Per Piazza Affari un giorno da leoni: sale del 9% con Asia e resto d’Europa

Per le Borse europee ieri è stato il giorno della riscossa. Dopo quasi una settimana e mezzo di forti ribassi sono scattati gli acquisiti che hanno fatto aumentare la capitalizzazione di 340 miliardi di euro. Certo una goccia di fronte ai due mesi di passione dei listini che hanno lasciato sul terreno il 30% del loro valore. Ieri, però, complice il taglio dei tassi deciso dalla Fed in serata e grazie alla chiusura in forte rialzo dei listini asiatici, il Mibtel ha guadagnato l’8,48% a 15.874 punti e l’S&P/Mib il 9,87%. Si tratta del maggior rialzo in una giornata dal 1998. A dire il vero il rally a piazza Affari è partito al rallentatore. Fino a metà giornata, attendendo forse una brutta sorpresa dall’apertura di Wall Street, Milano si è mostrata brillante ma non pienamente convinta. Solo l’apertura, pur in leggero calo ma senza il panico degli altri giorni, della Borsa americana ha fatto prendere fiducia ai trader italiani. Che alla fine ci hanno creduto spingendo le banche e i titoli legati al settore energetico in forte rialzo.
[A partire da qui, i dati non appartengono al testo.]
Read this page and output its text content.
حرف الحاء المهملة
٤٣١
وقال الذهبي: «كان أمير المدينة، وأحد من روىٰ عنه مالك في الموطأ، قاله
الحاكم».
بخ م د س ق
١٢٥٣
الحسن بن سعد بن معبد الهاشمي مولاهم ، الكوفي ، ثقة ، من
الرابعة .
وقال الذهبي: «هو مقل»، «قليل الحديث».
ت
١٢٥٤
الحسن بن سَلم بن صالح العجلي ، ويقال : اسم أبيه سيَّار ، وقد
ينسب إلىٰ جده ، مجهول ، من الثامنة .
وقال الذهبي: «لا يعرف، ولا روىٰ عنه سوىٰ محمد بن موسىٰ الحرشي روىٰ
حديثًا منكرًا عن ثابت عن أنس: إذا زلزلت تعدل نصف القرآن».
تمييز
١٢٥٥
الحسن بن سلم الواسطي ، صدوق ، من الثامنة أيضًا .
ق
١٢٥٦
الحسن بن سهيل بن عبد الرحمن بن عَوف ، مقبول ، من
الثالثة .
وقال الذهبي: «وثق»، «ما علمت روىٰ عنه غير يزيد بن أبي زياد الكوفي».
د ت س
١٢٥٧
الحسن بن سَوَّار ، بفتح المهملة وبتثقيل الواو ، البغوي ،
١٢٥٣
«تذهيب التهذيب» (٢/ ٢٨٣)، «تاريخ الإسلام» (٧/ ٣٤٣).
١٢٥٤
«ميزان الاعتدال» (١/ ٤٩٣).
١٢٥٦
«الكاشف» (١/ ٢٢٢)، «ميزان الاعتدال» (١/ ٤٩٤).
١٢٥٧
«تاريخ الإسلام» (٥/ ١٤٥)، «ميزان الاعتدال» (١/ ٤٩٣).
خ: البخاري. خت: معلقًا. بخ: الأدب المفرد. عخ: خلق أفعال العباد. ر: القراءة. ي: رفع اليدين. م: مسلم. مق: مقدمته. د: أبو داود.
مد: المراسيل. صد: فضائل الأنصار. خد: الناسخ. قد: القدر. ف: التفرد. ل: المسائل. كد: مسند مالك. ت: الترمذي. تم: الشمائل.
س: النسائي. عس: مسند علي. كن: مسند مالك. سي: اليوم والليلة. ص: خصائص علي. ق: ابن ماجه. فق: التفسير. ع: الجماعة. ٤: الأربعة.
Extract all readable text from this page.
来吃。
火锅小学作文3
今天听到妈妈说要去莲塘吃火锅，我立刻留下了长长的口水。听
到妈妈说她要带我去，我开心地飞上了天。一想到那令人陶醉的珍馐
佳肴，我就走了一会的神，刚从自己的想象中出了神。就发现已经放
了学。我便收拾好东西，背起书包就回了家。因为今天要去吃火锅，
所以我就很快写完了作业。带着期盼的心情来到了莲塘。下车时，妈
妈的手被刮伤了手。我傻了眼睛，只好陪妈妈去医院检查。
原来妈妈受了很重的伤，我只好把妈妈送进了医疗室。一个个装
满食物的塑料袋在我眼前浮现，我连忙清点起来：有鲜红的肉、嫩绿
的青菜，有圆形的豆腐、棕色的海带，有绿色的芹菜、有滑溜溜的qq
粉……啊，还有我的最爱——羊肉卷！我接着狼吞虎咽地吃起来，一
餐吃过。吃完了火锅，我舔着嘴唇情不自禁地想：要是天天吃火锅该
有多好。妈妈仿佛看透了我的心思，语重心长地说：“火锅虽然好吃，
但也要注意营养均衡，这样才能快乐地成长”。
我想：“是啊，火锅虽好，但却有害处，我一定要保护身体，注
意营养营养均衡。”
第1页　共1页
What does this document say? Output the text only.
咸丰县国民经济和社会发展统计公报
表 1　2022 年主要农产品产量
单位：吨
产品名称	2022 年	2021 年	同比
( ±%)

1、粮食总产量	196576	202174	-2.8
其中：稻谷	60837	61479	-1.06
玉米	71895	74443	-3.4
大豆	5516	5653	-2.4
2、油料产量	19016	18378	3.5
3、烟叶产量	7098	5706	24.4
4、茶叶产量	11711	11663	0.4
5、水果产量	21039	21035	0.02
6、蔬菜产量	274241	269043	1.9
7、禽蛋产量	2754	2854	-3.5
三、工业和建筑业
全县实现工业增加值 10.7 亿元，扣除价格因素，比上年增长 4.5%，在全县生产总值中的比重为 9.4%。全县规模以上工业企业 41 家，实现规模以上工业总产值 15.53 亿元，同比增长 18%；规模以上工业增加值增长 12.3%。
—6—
Tra le blue chip, la migliore performance è stata realizzata da Intesa Sanpaolo, che ha recuperato così in parte le fortissime perdite delle ultime sedute. Le azioni sono balzate del 17,51% a 2,55 euro senza dimenticare ovviamente che dall’inizio dell’anno il titolo ha perso oltre il 50%. In scia anche gli altri istituti, anche loro in fortissima perdita dall’inizio dell’anno, come Ubi (+11,31%), Unicredit (+11,21% a 1,707 euro ancora dunque ben lontana da quota 2 euro) e Banco Popolare (+10,6%). Bene anche il settore petrolifero con Tenaris ha fatto segnare +17,12%, Eni +17,01% e Saipem +16,55%. In realtà il segnale del possibile forte rimbalzo era partito l’altro ieri grazie a Wall Street che aveva fatto segnare un rialzo del Dow Jones del 10,88% e all’exploit di Tokio che ieri mattina era salita del 7,7% L’onda lunga rialzista è partita dall’Asia, con il Giappone (+7,7%) galvanizzato dalla discesa dello yen nei confronti dell’euro e del dollaro e dall’ipotesi di una riduzione dei tassi (già bassissimi, allo 0,5%) anche da parte della Banca centrale.
In Europa, di fronte a Praga salita di oltre il 13%, c’è anche la realtà di Francoforte che ha archiviato la giornata con un misero più 0,45%. A pesare sulla Borsa tedesca, come nei giorni precedenti, ma questa volta in negativo, la performance di Volkswagen (-43,7%) che ha trascinato al ribasso il comparto auto (-29,8%). Dopo la volata delle ultime due sedute (+336,7% in tre sedute), la casa automobilistica ha risentito del fatto che stanno scemando le operazioni di ricopertura da parte dei fondi che avevano venduto allo scoperto. In compenso le cose sono andate bene per Parigi che ha guadagnato il 9,23% e Londra l’8,05%. Mentre Wall Street, tra alti e bassi, alla fine non ce l’ha fatta. Nonostante il taglio del tasso di interesse di 50 punti base il Dow ha chiuso in ribasso dello 0,82% mentre il Nasdaq è rimasto positivo a più 0,47%. In gran spolvero anche, qui, i titoli che hanno perso di più nelle ultime settimane, come General Motors in rialzo dell’8,8%. Mentre Bank of America è passata da un rialzo del 3,3% a un ribasso della stessa entità. Nei tecnologici rialza la testa Apple: più 4,5%.
L’Europa, intanto, è in attesa delle scelte della Bce dopo che il presidente Jean-Claude Trichet ha aperto le porte a un nuovo taglio dei tassi nella prossima riunione del 6 novembre. Quanto al petrolio, ieri, ha messo a segno un forte rialzo finendo a 68 dollari al barile dopo l’aumento inferiore alle attese degli stock settimanali Usa. E visto che le spinte speculative non sono certo cessate ieri la Consob ha deciso di prorogare al 31 dicembre la delibera del 10 ottobre scorso che vieta le vendite allo scoperto.


In questo caso, infatti, la vendita di azioni deve essere assistita dalla proprietà e dalla disponibilità dei titoli da parte dell’ordinante al momento dell’ordine e fino alla data di regolamento dell’operazione. La Commissione, si legge in una nota, «monitorerà l’andamento dei mercati per verificare costantemente il permanere dei presupposti alla base del provvedimento».